February 17, 2016
The Assessment marks the first time ever that scientific experts have assessed the current knowledge on the biological, chemical, economic, physical and social aspects from an integrated, overall perspective. Steered by the 22 member Group of Experts of the Regular Process, the scientists selected from the Pool of Experts, comprised of some 600 members from all over the globe, have looked at the oceans, their flora and fauna and the ways in which humans are benefitting from, and impacting on the ocean.

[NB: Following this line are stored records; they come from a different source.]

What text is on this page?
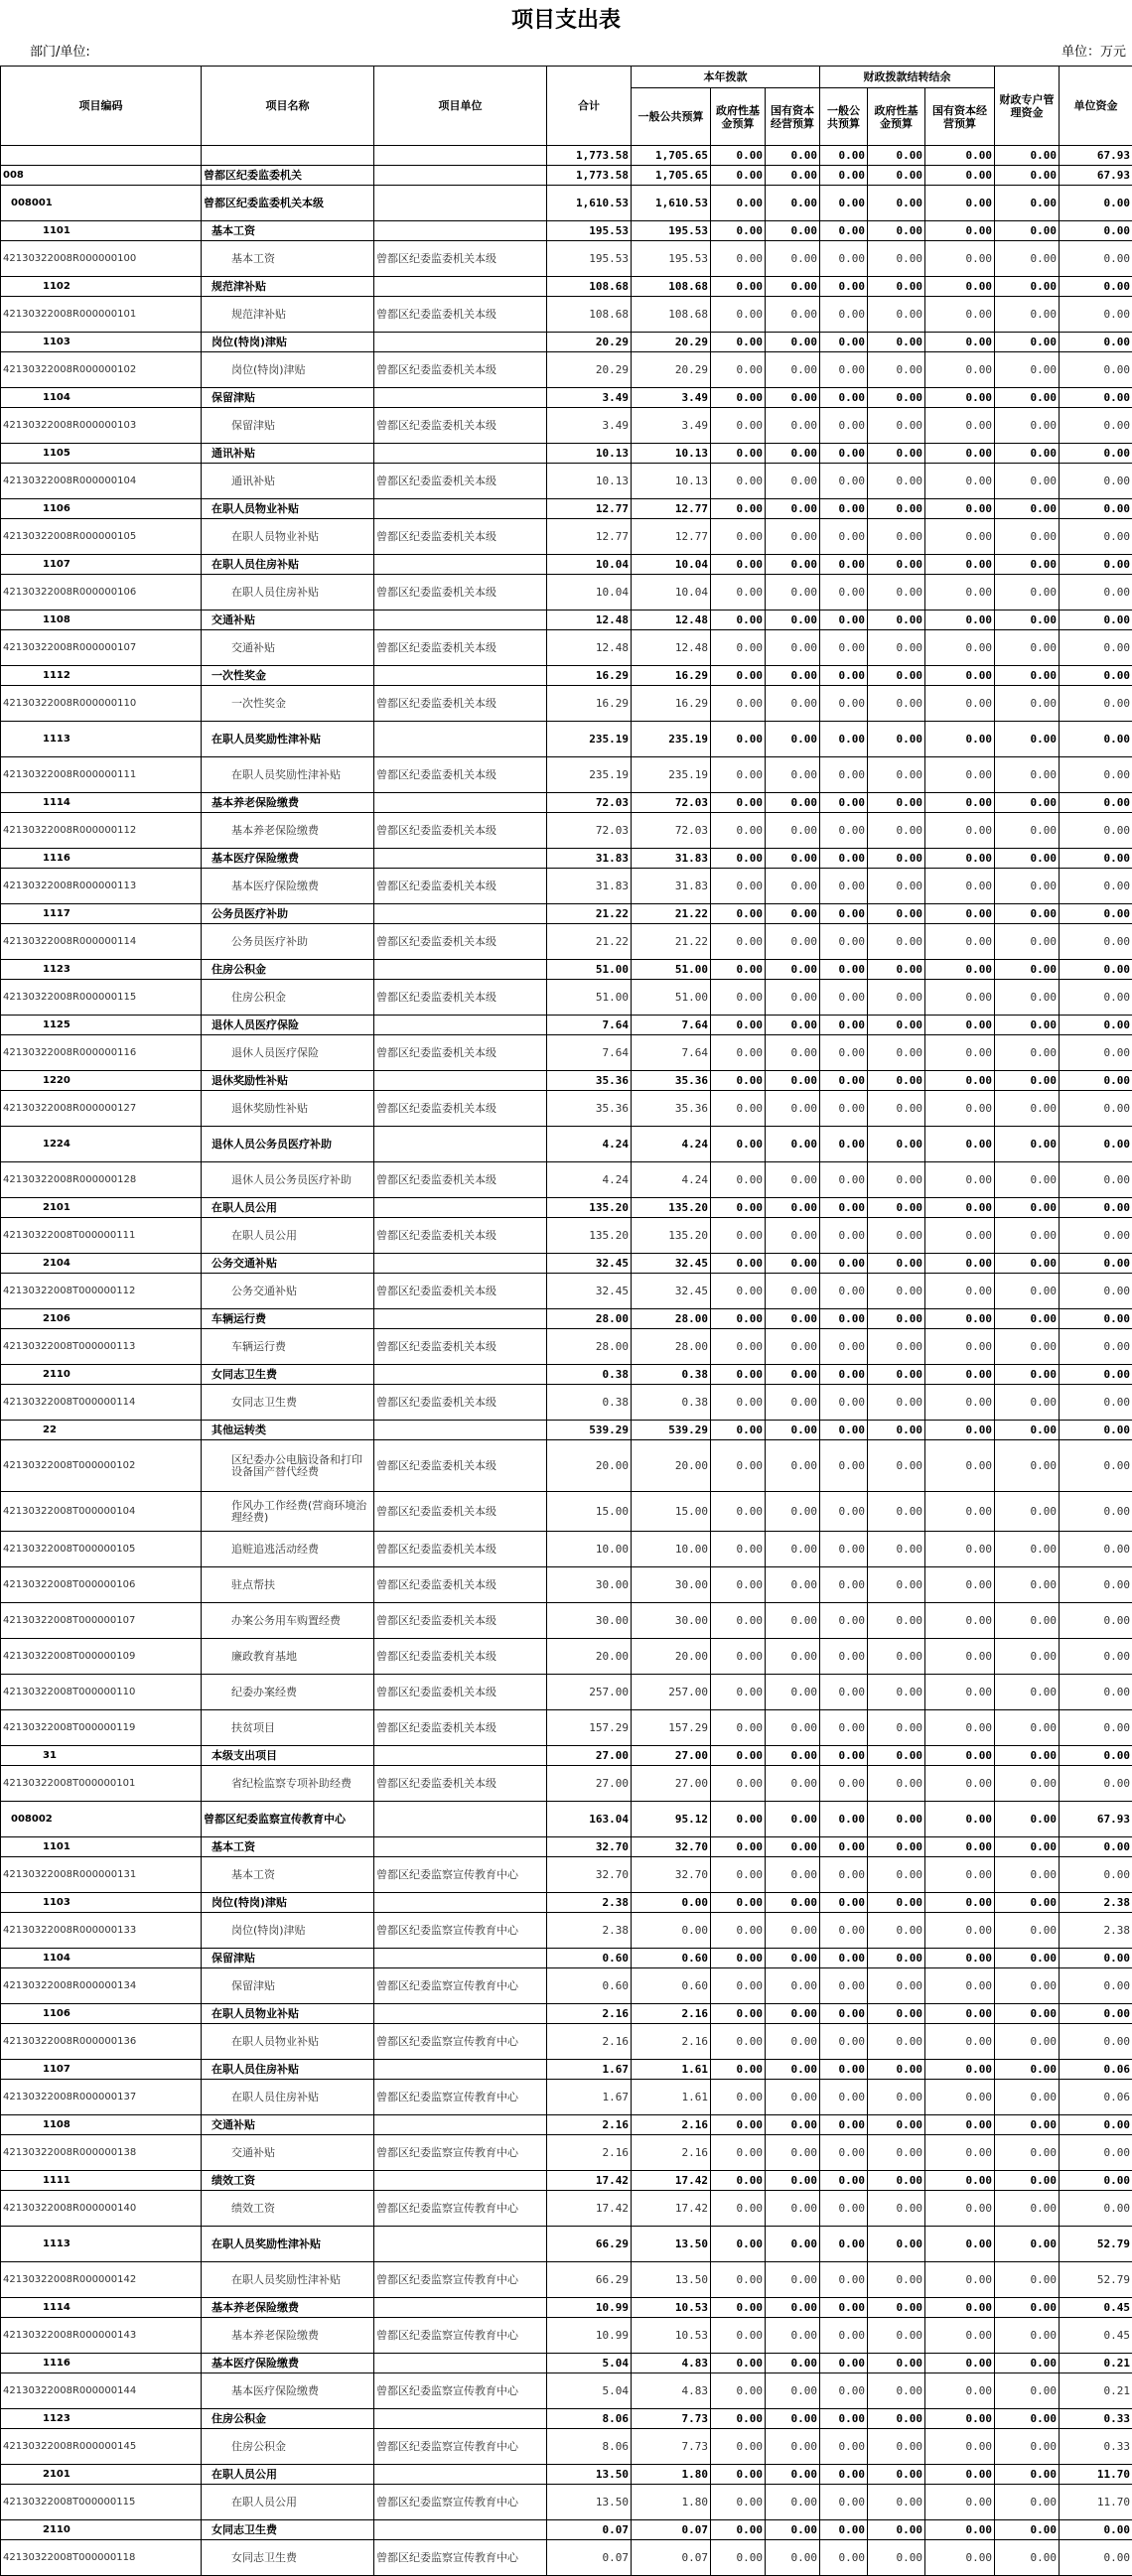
项目支出表
部门/单位:	单位：万元
项目编码	项目名称	项目单位	合计	本年拨款			财政拨款结转结余			财政专户管理资金	单位资金
				一般公共预算	政府性基金预算	国有资本经营预算	一般公共预算	政府性基金预算	国有资本经营预算		
			1,773.58	1,705.65	0.00	0.00	0.00	0.00	0.00	0.00	67.93
008	曾都区纪委监委机关		1,773.58	1,705.65	0.00	0.00	0.00	0.00	0.00	0.00	67.93
008001	曾都区纪委监委机关本级		1,610.53	1,610.53	0.00	0.00	0.00	0.00	0.00	0.00	0.00
1101	基本工资		195.53	195.53	0.00	0.00	0.00	0.00	0.00	0.00	0.00
42130322008R000000100	基本工资	曾都区纪委监委机关本级	195.53	195.53	0.00	0.00	0.00	0.00	0.00	0.00	0.00
1102	规范津补贴		108.68	108.68	0.00	0.00	0.00	0.00	0.00	0.00	0.00
42130322008R000000101	规范津补贴	曾都区纪委监委机关本级	108.68	108.68	0.00	0.00	0.00	0.00	0.00	0.00	0.00
1103	岗位(特岗)津贴		20.29	20.29	0.00	0.00	0.00	0.00	0.00	0.00	0.00
42130322008R000000102	岗位(特岗)津贴	曾都区纪委监委机关本级	20.29	20.29	0.00	0.00	0.00	0.00	0.00	0.00	0.00
1104	保留津贴		3.49	3.49	0.00	0.00	0.00	0.00	0.00	0.00	0.00
42130322008R000000103	保留津贴	曾都区纪委监委机关本级	3.49	3.49	0.00	0.00	0.00	0.00	0.00	0.00	0.00
1105	通讯补贴		10.13	10.13	0.00	0.00	0.00	0.00	0.00	0.00	0.00
42130322008R000000104	通讯补贴	曾都区纪委监委机关本级	10.13	10.13	0.00	0.00	0.00	0.00	0.00	0.00	0.00
1106	在职人员物业补贴		12.77	12.77	0.00	0.00	0.00	0.00	0.00	0.00	0.00
42130322008R000000105	在职人员物业补贴	曾都区纪委监委机关本级	12.77	12.77	0.00	0.00	0.00	0.00	0.00	0.00	0.00
1107	在职人员住房补贴		10.04	10.04	0.00	0.00	0.00	0.00	0.00	0.00	0.00
42130322008R000000106	在职人员住房补贴	曾都区纪委监委机关本级	10.04	10.04	0.00	0.00	0.00	0.00	0.00	0.00	0.00
1108	交通补贴		12.48	12.48	0.00	0.00	0.00	0.00	0.00	0.00	0.00
42130322008R000000107	交通补贴	曾都区纪委监委机关本级	12.48	12.48	0.00	0.00	0.00	0.00	0.00	0.00	0.00
1112	一次性奖金		16.29	16.29	0.00	0.00	0.00	0.00	0.00	0.00	0.00
42130322008R000000110	一次性奖金	曾都区纪委监委机关本级	16.29	16.29	0.00	0.00	0.00	0.00	0.00	0.00	0.00
1113	在职人员奖励性津补贴		235.19	235.19	0.00	0.00	0.00	0.00	0.00	0.00	0.00
42130322008R000000111	在职人员奖励性津补贴	曾都区纪委监委机关本级	235.19	235.19	0.00	0.00	0.00	0.00	0.00	0.00	0.00
1114	基本养老保险缴费		72.03	72.03	0.00	0.00	0.00	0.00	0.00	0.00	0.00
42130322008R000000112	基本养老保险缴费	曾都区纪委监委机关本级	72.03	72.03	0.00	0.00	0.00	0.00	0.00	0.00	0.00
1116	基本医疗保险缴费		31.83	31.83	0.00	0.00	0.00	0.00	0.00	0.00	0.00
42130322008R000000113	基本医疗保险缴费	曾都区纪委监委机关本级	31.83	31.83	0.00	0.00	0.00	0.00	0.00	0.00	0.00
1117	公务员医疗补助		21.22	21.22	0.00	0.00	0.00	0.00	0.00	0.00	0.00
42130322008R000000114	公务员医疗补助	曾都区纪委监委机关本级	21.22	21.22	0.00	0.00	0.00	0.00	0.00	0.00	0.00
1123	住房公积金		51.00	51.00	0.00	0.00	0.00	0.00	0.00	0.00	0.00
42130322008R000000115	住房公积金	曾都区纪委监委机关本级	51.00	51.00	0.00	0.00	0.00	0.00	0.00	0.00	0.00
1125	退休人员医疗保险		7.64	7.64	0.00	0.00	0.00	0.00	0.00	0.00	0.00
42130322008R000000116	退休人员医疗保险	曾都区纪委监委机关本级	7.64	7.64	0.00	0.00	0.00	0.00	0.00	0.00	0.00
1220	退休奖励性补贴		35.36	35.36	0.00	0.00	0.00	0.00	0.00	0.00	0.00
42130322008R000000127	退休奖励性补贴	曾都区纪委监委机关本级	35.36	35.36	0.00	0.00	0.00	0.00	0.00	0.00	0.00
1224	退休人员公务员医疗补助		4.24	4.24	0.00	0.00	0.00	0.00	0.00	0.00	0.00
42130322008R000000128	退休人员公务员医疗补助	曾都区纪委监委机关本级	4.24	4.24	0.00	0.00	0.00	0.00	0.00	0.00	0.00
2101	在职人员公用		135.20	135.20	0.00	0.00	0.00	0.00	0.00	0.00	0.00
42130322008T000000111	在职人员公用	曾都区纪委监委机关本级	135.20	135.20	0.00	0.00	0.00	0.00	0.00	0.00	0.00
2104	公务交通补贴		32.45	32.45	0.00	0.00	0.00	0.00	0.00	0.00	0.00
42130322008T000000112	公务交通补贴	曾都区纪委监委机关本级	32.45	32.45	0.00	0.00	0.00	0.00	0.00	0.00	0.00
2106	车辆运行费		28.00	28.00	0.00	0.00	0.00	0.00	0.00	0.00	0.00
42130322008T000000113	车辆运行费	曾都区纪委监委机关本级	28.00	28.00	0.00	0.00	0.00	0.00	0.00	0.00	0.00
2110	女同志卫生费		0.38	0.38	0.00	0.00	0.00	0.00	0.00	0.00	0.00
42130322008T000000114	女同志卫生费	曾都区纪委监委机关本级	0.38	0.38	0.00	0.00	0.00	0.00	0.00	0.00	0.00
22	其他运转类		539.29	539.29	0.00	0.00	0.00	0.00	0.00	0.00	0.00
42130322008T000000102	区纪委办公电脑设备和打印设备国产替代经费	曾都区纪委监委机关本级	20.00	20.00	0.00	0.00	0.00	0.00	0.00	0.00	0.00
42130322008T000000104	作风办工作经费(营商环境治理经费)	曾都区纪委监委机关本级	15.00	15.00	0.00	0.00	0.00	0.00	0.00	0.00	0.00
42130322008T000000105	追赃追逃活动经费	曾都区纪委监委机关本级	10.00	10.00	0.00	0.00	0.00	0.00	0.00	0.00	0.00
42130322008T000000106	驻点帮扶	曾都区纪委监委机关本级	30.00	30.00	0.00	0.00	0.00	0.00	0.00	0.00	0.00
42130322008T000000107	办案公务用车购置经费	曾都区纪委监委机关本级	30.00	30.00	0.00	0.00	0.00	0.00	0.00	0.00	0.00
42130322008T000000109	廉政教育基地	曾都区纪委监委机关本级	20.00	20.00	0.00	0.00	0.00	0.00	0.00	0.00	0.00
42130322008T000000110	纪委办案经费	曾都区纪委监委机关本级	257.00	257.00	0.00	0.00	0.00	0.00	0.00	0.00	0.00
42130322008T000000119	扶贫项目	曾都区纪委监委机关本级	157.29	157.29	0.00	0.00	0.00	0.00	0.00	0.00	0.00
31	本级支出项目		27.00	27.00	0.00	0.00	0.00	0.00	0.00	0.00	0.00
42130322008T000000101	省纪检监察专项补助经费	曾都区纪委监委机关本级	27.00	27.00	0.00	0.00	0.00	0.00	0.00	0.00	0.00
008002	曾都区纪委监察宣传教育中心		163.04	95.12	0.00	0.00	0.00	0.00	0.00	0.00	67.93
1101	基本工资		32.70	32.70	0.00	0.00	0.00	0.00	0.00	0.00	0.00
42130322008R000000131	基本工资	曾都区纪委监察宣传教育中心	32.70	32.70	0.00	0.00	0.00	0.00	0.00	0.00	0.00
1103	岗位(特岗)津贴		2.38	0.00	0.00	0.00	0.00	0.00	0.00	0.00	2.38
42130322008R000000133	岗位(特岗)津贴	曾都区纪委监察宣传教育中心	2.38	0.00	0.00	0.00	0.00	0.00	0.00	0.00	2.38
1104	保留津贴		0.60	0.60	0.00	0.00	0.00	0.00	0.00	0.00	0.00
42130322008R000000134	保留津贴	曾都区纪委监察宣传教育中心	0.60	0.60	0.00	0.00	0.00	0.00	0.00	0.00	0.00
1106	在职人员物业补贴		2.16	2.16	0.00	0.00	0.00	0.00	0.00	0.00	0.00
42130322008R000000136	在职人员物业补贴	曾都区纪委监察宣传教育中心	2.16	2.16	0.00	0.00	0.00	0.00	0.00	0.00	0.00
1107	在职人员住房补贴		1.67	1.61	0.00	0.00	0.00	0.00	0.00	0.00	0.06
42130322008R000000137	在职人员住房补贴	曾都区纪委监察宣传教育中心	1.67	1.61	0.00	0.00	0.00	0.00	0.00	0.00	0.06
1108	交通补贴		2.16	2.16	0.00	0.00	0.00	0.00	0.00	0.00	0.00
42130322008R000000138	交通补贴	曾都区纪委监察宣传教育中心	2.16	2.16	0.00	0.00	0.00	0.00	0.00	0.00	0.00
1111	绩效工资		17.42	17.42	0.00	0.00	0.00	0.00	0.00	0.00	0.00
42130322008R000000140	绩效工资	曾都区纪委监察宣传教育中心	17.42	17.42	0.00	0.00	0.00	0.00	0.00	0.00	0.00
1113	在职人员奖励性津补贴		66.29	13.50	0.00	0.00	0.00	0.00	0.00	0.00	52.79
42130322008R000000142	在职人员奖励性津补贴	曾都区纪委监察宣传教育中心	66.29	13.50	0.00	0.00	0.00	0.00	0.00	0.00	52.79
1114	基本养老保险缴费		10.99	10.53	0.00	0.00	0.00	0.00	0.00	0.00	0.45
42130322008R000000143	基本养老保险缴费	曾都区纪委监察宣传教育中心	10.99	10.53	0.00	0.00	0.00	0.00	0.00	0.00	0.45
1116	基本医疗保险缴费		5.04	4.83	0.00	0.00	0.00	0.00	0.00	0.00	0.21
42130322008R000000144	基本医疗保险缴费	曾都区纪委监察宣传教育中心	5.04	4.83	0.00	0.00	0.00	0.00	0.00	0.00	0.21
1123	住房公积金		8.06	7.73	0.00	0.00	0.00	0.00	0.00	0.00	0.33
42130322008R000000145	住房公积金	曾都区纪委监察宣传教育中心	8.06	7.73	0.00	0.00	0.00	0.00	0.00	0.00	0.33
2101	在职人员公用		13.50	1.80	0.00	0.00	0.00	0.00	0.00	0.00	11.70
42130322008T000000115	在职人员公用	曾都区纪委监察宣传教育中心	13.50	1.80	0.00	0.00	0.00	0.00	0.00	0.00	11.70
2110	女同志卫生费		0.07	0.07	0.00	0.00	0.00	0.00	0.00	0.00	0.00
42130322008T000000118	女同志卫生费	曾都区纪委监察宣传教育中心	0.07	0.07	0.00	0.00	0.00	0.00	0.00	0.00	0.00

In the 55-chapter Assessment, experts on a myriad of disciplines have examined a wide range of issues that affect the oceans’ ecosystems and marine biodiversity, including the impacts of climate change, ice coverage, the frequency of storms, ocean acidification, land-based activities, unsustainable fishing practices, shipping activities, invasive non-native species, offshore hydrocarbon industries and marine debris. And they found that the world’s oceans are in dire shape.

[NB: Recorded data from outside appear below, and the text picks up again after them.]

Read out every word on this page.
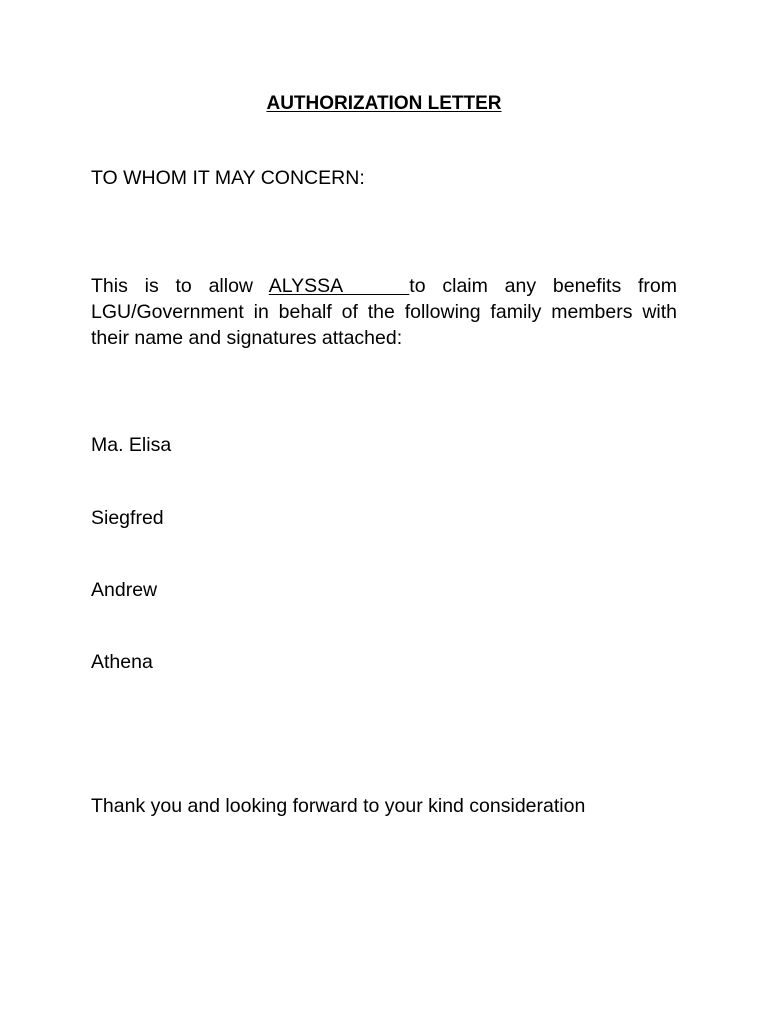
AUTHORIZATION LETTER
TO WHOM IT MAY CONCERN:
This is to allow ALYSSA    to claim any benefits from LGU/Government in behalf of the following family members with their name and signatures attached:
Ma. Elisa
Siegfred
Andrew
Athena
Thank you and looking forward to your kind consideration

According to the Joint Coordinators of the Group of Experts that led the preparation of the Assessment, Alan Simcock (United Kingdom) and Lorna Inniss (Barbados), “The ocean is a very complex system, and its sustainable management requires us to keep our eye on many aspects simultaneously. There are many gaps in our knowledge of the ocean, in the world-wide capacities to apply it and in the related capacity-building, but solutions exist for many problems, and some have already been implemented in various parts of the world.”